Promising Assays for Examining a Putative Role of Ribosomal Heterogeneity in COVID-19 Susceptibility and Severity.

The heterogeneity of ribosomes, characterized by structural variations, arises from differences in types, numbers, and/or post-translational modifications of participating ribosomal proteins (RPs), ribosomal RNAs (rRNAs) sequence variants plus post-transcriptional modifications, and additional molecules essential for forming a translational machinery. The ribosomal heterogeneity within an individual organism or a single cell leads to preferential translations of selected messenger RNA (mRNA) transcripts over others, especially in response to environmental cues. The role of ribosomal heterogeneity in SARS-CoV-2 coronavirus infection, propagation, related symptoms, or vaccine responses is not known, and a technique to examine these has not yet been developed. Tools to detect ribosomal heterogeneity or to profile translating mRNAs independently cannot identify unique or specialized ribosome(s) along with corresponding mRNA substrate(s). Concurrent characterizations of RPs and/or rRNAs with mRNA substrate from a single ribosome would be critical to decipher the putative role of ribosomal heterogeneity in the COVID-19 disease, caused by the SARS-CoV-2, which hijacks the host ribosome to preferentially translate its RNA genome. Such a protocol should be able to provide a high-throughput screening of clinical samples in a large population that would reach a statistical power for determining the impact of a specialized ribosome to specific characteristics of the disease. These characteristics may include host susceptibility, viral infectivity and transmissibility, severity of symptoms, antiviral treatment responses, and vaccine immunogenicity including its side effect and efficacy.
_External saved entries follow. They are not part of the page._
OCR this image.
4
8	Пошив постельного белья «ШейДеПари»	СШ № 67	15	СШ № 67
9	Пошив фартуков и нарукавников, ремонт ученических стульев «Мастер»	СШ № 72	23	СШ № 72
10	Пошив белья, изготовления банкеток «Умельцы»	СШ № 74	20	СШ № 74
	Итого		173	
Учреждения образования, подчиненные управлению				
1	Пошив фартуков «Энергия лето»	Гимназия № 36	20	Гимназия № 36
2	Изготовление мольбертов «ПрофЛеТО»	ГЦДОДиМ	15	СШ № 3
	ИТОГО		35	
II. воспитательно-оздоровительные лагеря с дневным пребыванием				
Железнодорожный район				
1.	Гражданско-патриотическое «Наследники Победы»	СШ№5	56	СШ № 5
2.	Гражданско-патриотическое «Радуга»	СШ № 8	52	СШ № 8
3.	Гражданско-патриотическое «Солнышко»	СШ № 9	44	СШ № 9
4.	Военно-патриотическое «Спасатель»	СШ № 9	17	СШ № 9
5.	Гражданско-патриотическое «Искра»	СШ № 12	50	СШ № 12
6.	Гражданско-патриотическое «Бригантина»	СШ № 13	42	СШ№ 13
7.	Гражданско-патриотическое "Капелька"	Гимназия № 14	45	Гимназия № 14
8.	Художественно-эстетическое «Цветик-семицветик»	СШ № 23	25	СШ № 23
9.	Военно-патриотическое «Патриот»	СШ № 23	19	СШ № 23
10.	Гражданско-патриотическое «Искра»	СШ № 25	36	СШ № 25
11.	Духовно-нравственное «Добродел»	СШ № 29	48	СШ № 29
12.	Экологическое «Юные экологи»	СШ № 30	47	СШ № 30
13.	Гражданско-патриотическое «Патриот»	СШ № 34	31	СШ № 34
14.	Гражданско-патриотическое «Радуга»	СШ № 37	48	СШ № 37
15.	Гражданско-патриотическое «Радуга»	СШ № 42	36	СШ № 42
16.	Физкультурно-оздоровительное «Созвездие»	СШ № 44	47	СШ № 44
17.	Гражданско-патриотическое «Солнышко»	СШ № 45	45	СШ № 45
In this study, several state-of-the-art techniques, in particular, chemical probing of ribosomal components or rRNA structures, proximity ligation to generate rRNA-mRNA chimeras for sequencing, nanopore gating of individual ribosomes, nanopore RNA sequencing and/or structural analyses, single-ribosome mass spectrometry, and microfluidic droplets for separating ribosomes or indexing rRNAs/mRNAs, are discussed. The key elements for further improvement and proper integration of the above techniques to potentially arrive at a high-throughput protocol for examining individual ribosomes and their mRNA substrates in a clinical setting are also presented.